A friend of mine at the time would read it once or twice a week and comment on it until I took it off the rails and had the characters sucked in to a medieval setting through some sort of reality rift. This, I think, is where I first started to show a dueling ethos in my head: the more I consumed things the more my writing became this weird mash up of things I liked, gradually being copies of things less and less.

I wrote a story about mutants after that, which I thought was pretty clever but was mostly just me reading old X-Men comics after I inherited them due to a family member's passing. There was some pretty cool technologies in it, and I specifically remember the ISS making a big appearance as a massive intergalactic defense station (Master of Orion 2 was loaded up on my computer). This story made it in to the hands of my English teacher at the time, something which still embarrasses me to this day. I don't remember him commenting on it, possibly because he didn't actually read it.
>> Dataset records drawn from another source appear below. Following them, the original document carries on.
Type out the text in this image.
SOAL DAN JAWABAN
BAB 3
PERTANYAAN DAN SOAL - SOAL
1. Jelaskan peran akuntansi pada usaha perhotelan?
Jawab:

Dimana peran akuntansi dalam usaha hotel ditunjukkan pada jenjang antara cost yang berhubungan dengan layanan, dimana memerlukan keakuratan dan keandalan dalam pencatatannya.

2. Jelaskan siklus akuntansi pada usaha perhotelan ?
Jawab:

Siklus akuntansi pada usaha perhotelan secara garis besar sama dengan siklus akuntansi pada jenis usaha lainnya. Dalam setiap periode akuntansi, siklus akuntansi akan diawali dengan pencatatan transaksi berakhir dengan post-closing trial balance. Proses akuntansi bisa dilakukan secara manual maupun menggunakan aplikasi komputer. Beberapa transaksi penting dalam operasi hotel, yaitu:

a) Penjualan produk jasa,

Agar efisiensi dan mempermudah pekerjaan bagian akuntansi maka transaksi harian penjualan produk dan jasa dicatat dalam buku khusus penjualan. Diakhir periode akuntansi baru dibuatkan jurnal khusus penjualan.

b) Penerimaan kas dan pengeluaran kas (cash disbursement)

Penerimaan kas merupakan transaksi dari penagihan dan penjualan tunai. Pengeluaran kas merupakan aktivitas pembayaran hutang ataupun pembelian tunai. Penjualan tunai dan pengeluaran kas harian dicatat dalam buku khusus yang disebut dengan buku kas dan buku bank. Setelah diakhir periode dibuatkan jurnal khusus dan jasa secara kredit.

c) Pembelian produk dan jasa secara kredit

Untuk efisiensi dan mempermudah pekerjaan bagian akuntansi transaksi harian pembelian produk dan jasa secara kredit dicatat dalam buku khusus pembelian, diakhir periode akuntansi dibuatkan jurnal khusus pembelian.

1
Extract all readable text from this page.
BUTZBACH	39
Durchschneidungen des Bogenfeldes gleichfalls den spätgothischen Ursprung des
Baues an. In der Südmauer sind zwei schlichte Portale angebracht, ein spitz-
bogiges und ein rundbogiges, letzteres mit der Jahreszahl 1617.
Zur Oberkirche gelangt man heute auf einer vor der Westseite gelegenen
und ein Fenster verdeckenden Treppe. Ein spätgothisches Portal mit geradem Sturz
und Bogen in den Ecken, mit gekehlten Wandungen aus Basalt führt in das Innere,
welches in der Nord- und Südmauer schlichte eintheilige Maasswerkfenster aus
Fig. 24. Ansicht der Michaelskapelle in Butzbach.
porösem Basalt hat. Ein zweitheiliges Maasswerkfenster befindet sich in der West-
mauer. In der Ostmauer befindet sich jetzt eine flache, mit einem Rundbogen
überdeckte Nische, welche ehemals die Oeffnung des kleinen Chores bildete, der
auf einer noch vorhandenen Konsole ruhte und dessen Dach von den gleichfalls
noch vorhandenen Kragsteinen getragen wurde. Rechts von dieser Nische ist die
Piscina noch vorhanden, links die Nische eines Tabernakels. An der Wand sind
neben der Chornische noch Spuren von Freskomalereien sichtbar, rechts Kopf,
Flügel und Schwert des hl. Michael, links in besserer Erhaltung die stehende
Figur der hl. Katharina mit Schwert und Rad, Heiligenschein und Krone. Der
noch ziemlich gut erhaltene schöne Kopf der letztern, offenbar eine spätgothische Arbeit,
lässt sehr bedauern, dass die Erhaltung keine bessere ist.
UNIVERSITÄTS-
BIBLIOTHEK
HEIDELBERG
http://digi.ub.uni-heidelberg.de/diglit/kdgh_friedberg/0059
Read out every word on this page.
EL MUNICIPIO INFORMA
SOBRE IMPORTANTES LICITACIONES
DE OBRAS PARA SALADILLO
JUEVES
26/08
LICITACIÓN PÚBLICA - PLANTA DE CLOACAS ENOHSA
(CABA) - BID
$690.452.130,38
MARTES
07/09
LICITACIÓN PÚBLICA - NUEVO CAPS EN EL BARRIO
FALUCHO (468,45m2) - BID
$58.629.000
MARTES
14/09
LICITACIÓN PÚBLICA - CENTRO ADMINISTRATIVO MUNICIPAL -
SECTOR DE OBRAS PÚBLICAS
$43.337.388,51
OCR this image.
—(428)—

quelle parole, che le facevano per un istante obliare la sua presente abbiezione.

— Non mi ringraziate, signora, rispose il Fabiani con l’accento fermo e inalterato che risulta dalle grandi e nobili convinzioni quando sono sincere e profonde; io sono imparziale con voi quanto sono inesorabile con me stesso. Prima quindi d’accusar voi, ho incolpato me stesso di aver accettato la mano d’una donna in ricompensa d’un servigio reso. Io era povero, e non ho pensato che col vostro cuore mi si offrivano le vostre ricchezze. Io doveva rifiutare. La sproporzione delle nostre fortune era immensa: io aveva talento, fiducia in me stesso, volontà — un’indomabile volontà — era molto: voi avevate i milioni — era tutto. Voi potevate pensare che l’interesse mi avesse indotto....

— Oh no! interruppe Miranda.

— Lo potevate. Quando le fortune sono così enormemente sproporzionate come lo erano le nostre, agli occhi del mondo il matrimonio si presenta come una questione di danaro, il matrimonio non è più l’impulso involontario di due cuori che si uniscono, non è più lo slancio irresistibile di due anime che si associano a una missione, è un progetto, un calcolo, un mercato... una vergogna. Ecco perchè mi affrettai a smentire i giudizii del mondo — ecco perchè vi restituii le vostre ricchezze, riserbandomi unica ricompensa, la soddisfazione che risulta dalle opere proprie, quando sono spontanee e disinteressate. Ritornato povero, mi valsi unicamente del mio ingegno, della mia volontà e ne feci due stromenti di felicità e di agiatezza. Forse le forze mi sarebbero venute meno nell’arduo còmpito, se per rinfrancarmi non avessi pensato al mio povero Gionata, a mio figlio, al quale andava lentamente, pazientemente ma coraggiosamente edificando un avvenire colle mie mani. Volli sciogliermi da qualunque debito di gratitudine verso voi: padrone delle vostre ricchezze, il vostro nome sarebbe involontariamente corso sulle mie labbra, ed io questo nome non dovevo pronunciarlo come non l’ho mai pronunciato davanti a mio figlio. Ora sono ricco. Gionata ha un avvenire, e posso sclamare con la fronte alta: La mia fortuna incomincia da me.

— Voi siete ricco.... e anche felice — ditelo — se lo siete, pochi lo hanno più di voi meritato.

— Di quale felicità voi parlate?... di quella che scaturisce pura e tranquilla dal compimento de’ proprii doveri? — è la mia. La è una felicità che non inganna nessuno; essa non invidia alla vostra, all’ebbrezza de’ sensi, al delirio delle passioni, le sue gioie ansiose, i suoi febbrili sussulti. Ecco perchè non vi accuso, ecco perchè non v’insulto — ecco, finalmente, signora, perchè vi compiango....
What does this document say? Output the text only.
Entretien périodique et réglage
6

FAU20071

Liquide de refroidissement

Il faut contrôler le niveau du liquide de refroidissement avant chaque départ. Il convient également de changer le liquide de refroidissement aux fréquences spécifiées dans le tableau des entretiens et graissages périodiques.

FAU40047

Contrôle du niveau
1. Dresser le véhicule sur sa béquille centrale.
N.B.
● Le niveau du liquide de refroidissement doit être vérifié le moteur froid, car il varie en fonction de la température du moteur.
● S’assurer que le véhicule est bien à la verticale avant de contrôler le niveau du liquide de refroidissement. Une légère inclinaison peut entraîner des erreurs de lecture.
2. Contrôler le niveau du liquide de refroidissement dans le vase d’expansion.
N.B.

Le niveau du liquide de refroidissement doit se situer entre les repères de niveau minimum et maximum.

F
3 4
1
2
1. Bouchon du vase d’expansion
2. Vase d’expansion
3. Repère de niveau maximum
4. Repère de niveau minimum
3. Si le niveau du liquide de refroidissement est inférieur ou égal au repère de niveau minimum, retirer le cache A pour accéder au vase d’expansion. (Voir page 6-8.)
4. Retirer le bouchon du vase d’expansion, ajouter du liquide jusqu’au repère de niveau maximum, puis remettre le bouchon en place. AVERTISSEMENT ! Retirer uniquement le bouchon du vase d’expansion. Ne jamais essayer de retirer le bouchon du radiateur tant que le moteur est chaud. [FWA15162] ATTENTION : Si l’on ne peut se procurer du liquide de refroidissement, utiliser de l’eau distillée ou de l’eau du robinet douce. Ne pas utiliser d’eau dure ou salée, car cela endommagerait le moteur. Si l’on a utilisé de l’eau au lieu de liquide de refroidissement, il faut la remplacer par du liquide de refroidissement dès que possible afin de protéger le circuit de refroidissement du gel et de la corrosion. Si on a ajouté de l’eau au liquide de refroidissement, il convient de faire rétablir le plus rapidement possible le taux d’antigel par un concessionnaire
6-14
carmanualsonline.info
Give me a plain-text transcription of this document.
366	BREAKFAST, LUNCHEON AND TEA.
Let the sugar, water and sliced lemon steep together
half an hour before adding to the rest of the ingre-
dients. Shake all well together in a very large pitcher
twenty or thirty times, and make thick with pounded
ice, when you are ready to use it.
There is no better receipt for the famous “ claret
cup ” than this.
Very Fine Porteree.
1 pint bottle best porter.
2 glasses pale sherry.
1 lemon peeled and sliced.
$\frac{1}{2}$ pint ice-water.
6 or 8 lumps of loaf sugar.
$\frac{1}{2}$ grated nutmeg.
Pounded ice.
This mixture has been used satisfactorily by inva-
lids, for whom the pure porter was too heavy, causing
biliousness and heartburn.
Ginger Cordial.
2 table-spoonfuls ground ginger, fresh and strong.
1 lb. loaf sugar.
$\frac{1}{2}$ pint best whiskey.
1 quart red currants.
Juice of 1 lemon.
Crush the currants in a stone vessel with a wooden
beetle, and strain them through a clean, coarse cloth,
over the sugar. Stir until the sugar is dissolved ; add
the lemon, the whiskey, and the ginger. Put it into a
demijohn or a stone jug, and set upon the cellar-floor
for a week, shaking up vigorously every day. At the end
If so I'm quite certain I dodged a bullet; it was awful.

Now we're homing in a bit closer to the end of high school when I spent a lot of time writing a novel I called Azure (Zelazny would have sued my face off at this point). That one was all about magic and reality bending stuff, trying to tie magic in to the setting and the people in a believable way. My girlfriend at the time absolutely loved the story and when we broke up many years later I handed her the 3 subject notebook that contained the original work. The story still exists on my hard drive coming in at 146,309 words of utter garbage. I edited the work laboriously for many months before determining it would never be picked up, at least not in that form. But I'm a firm believer in the 'first novel is trash, and toss it' bit of wisdom, and will happily never seek print for it.

I took a long vacation from writing after the last piece. Looking back, it was the best thing for me: I grew up a lot and shed the last of my rampant plot robbery in the intervening years. I gained a real respect for reading and found many more genres once I let myself get away from it. That takes us up to now, where I'm working on a piece called RAM, which I'll talk about in later updates.

So that's my history, and I'm sticking to it.